Why was Conor Murphy so keen to point the finger at young Paul Quinn?

Has he ever branded multi-millionaire Thomas 'Slab' Murphy a smuggler and criminal? And Slab could be called far worse.

Paul's murder has been raised during the Dail election campaign. Sinn Fein has complained that the media is using the killing as a political football. Former MEP Lynn Boylan told RTE: "It's not respectful to families to drag their relatives up every time there is an election."

In the Quinn case, this is the most absurd inanity. It is also deeply patronising to Paul's parents. Nobody is using and absuing them. I've written dozens of articles about the murder over the past 12 years. Every time a piece is published, I get a text from Breege: "Thanks for the story. Thanks for not forgetting Paul." Because for the Quinns, silence is the enemy. The family are apolitical.
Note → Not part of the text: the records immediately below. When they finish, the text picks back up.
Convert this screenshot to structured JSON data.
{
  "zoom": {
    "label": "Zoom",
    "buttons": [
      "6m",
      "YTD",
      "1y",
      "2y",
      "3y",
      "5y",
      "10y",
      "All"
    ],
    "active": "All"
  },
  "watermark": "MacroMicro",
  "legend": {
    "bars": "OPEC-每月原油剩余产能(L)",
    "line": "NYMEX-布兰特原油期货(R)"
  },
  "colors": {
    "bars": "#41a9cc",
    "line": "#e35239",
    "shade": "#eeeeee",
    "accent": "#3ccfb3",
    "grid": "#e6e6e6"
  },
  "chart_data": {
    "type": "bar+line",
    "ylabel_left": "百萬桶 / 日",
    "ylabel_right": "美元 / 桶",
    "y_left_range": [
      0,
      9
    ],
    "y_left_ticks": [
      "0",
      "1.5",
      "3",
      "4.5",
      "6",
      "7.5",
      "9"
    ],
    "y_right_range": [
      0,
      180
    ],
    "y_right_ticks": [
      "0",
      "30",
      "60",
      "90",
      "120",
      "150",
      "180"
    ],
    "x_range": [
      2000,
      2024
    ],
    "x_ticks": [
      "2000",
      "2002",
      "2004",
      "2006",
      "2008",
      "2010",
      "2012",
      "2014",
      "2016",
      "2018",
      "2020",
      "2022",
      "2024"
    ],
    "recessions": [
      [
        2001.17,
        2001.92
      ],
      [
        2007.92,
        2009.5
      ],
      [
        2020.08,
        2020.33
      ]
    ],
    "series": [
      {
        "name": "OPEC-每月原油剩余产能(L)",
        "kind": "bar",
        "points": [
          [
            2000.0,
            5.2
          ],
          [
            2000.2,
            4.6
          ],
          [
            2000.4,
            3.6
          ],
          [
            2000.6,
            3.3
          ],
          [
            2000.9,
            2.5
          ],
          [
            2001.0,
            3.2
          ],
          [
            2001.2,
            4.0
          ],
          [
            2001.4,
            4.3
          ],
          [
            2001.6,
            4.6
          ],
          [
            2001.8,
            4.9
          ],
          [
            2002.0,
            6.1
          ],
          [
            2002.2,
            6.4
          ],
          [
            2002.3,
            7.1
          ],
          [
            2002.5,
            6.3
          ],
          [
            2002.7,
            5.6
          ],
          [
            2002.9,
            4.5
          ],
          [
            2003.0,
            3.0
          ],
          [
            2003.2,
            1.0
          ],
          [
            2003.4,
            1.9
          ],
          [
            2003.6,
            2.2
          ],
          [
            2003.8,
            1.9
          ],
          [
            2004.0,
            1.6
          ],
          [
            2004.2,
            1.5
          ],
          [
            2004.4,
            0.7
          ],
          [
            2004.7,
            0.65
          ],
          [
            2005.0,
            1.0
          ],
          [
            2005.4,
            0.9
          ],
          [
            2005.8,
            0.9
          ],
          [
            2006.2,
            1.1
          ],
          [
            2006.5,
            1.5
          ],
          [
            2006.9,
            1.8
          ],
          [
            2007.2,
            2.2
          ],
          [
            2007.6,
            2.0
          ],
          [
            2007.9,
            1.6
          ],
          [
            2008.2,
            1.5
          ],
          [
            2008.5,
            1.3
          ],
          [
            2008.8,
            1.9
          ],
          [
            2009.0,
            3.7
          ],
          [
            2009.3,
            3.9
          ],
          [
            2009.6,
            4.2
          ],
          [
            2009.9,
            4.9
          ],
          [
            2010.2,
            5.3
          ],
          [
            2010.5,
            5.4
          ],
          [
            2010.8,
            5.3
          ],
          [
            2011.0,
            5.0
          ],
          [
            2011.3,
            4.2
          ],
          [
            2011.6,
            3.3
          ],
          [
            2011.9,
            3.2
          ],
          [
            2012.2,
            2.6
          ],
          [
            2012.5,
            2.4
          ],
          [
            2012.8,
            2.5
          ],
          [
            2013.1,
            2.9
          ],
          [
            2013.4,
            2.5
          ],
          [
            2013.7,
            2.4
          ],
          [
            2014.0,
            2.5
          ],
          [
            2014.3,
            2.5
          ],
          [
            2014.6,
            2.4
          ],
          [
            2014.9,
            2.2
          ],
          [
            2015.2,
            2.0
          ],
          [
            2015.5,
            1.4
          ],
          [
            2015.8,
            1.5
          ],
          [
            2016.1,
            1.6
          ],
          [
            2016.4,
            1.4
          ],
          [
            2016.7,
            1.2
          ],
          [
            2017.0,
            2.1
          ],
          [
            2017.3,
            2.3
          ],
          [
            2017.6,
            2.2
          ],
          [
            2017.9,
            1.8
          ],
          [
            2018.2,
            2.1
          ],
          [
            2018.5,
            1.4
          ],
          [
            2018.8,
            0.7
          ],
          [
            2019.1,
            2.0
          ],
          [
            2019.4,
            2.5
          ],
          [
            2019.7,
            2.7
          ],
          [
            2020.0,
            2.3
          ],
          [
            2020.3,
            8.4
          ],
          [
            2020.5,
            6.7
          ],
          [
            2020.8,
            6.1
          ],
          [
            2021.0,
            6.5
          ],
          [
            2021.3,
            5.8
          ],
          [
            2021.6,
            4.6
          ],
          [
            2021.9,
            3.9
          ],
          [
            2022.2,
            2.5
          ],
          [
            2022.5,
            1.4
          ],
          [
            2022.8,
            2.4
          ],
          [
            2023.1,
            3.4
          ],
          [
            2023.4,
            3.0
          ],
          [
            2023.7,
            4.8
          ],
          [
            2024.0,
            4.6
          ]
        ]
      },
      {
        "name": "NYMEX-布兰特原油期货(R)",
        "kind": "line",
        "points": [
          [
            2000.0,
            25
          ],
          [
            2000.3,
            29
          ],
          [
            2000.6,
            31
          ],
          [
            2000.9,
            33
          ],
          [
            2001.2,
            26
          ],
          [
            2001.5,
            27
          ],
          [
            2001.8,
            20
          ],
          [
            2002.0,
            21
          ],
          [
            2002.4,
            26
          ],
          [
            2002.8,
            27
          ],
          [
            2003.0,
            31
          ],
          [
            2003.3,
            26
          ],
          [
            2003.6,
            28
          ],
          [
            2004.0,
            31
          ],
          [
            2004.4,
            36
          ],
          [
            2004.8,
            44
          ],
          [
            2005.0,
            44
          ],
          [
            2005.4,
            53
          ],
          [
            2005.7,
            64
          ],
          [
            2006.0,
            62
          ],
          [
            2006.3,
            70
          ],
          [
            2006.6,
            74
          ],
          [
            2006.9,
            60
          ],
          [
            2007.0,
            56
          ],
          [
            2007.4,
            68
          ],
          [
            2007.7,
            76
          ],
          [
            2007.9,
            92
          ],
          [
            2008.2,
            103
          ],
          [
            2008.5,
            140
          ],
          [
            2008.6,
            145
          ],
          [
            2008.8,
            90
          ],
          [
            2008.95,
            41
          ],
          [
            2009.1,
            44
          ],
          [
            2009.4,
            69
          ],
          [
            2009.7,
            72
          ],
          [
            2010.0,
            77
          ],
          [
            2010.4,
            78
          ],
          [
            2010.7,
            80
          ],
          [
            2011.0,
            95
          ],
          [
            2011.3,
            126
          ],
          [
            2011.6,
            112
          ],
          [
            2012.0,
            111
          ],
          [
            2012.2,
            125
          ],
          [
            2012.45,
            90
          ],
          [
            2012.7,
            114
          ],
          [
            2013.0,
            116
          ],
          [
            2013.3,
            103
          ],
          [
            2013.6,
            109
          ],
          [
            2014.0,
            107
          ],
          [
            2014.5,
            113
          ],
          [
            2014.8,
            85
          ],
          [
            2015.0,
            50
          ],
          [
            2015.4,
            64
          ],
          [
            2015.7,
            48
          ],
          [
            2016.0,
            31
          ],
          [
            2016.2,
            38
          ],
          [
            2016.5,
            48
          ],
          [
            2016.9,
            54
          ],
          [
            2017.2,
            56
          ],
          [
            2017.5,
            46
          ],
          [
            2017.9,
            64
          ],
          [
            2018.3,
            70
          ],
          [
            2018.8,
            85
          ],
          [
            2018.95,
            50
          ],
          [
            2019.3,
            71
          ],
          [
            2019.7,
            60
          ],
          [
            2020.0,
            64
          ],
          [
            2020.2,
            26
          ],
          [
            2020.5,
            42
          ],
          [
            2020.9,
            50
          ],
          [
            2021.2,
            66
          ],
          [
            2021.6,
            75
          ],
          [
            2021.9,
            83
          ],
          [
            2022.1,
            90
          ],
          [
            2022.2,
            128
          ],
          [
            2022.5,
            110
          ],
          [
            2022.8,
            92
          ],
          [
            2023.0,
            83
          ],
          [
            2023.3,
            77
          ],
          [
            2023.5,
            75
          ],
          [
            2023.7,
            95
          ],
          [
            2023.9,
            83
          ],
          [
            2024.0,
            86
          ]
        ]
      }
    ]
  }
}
Their only agenda in the Dail election campaign is justice.

Let's remember that Paul Quinn wasn't killed during "the war", but a decade after the Good Friday Agreement.

Sinn Fein's narrative on its response to the murder became unstuck this week. Mary Lou McDonald said Paul Quinn definitely wasn't a criminal, and she claimed that Stormont's Finance Minister denied he had ever said so. She told RTE: "I've spoken to Conor Murphy about this issue before.

"He is very clear that he never said that. That that is not his view."

But footage from a 2007 BBC interview proves otherwise. Did Murphy forget his own words on the most high-profile murder in his constituency since he entered electoral politics?

If the ghosts of the past are haunting this election campaign, Sinn Fein has only itself to blame for not taking action to put them to rest.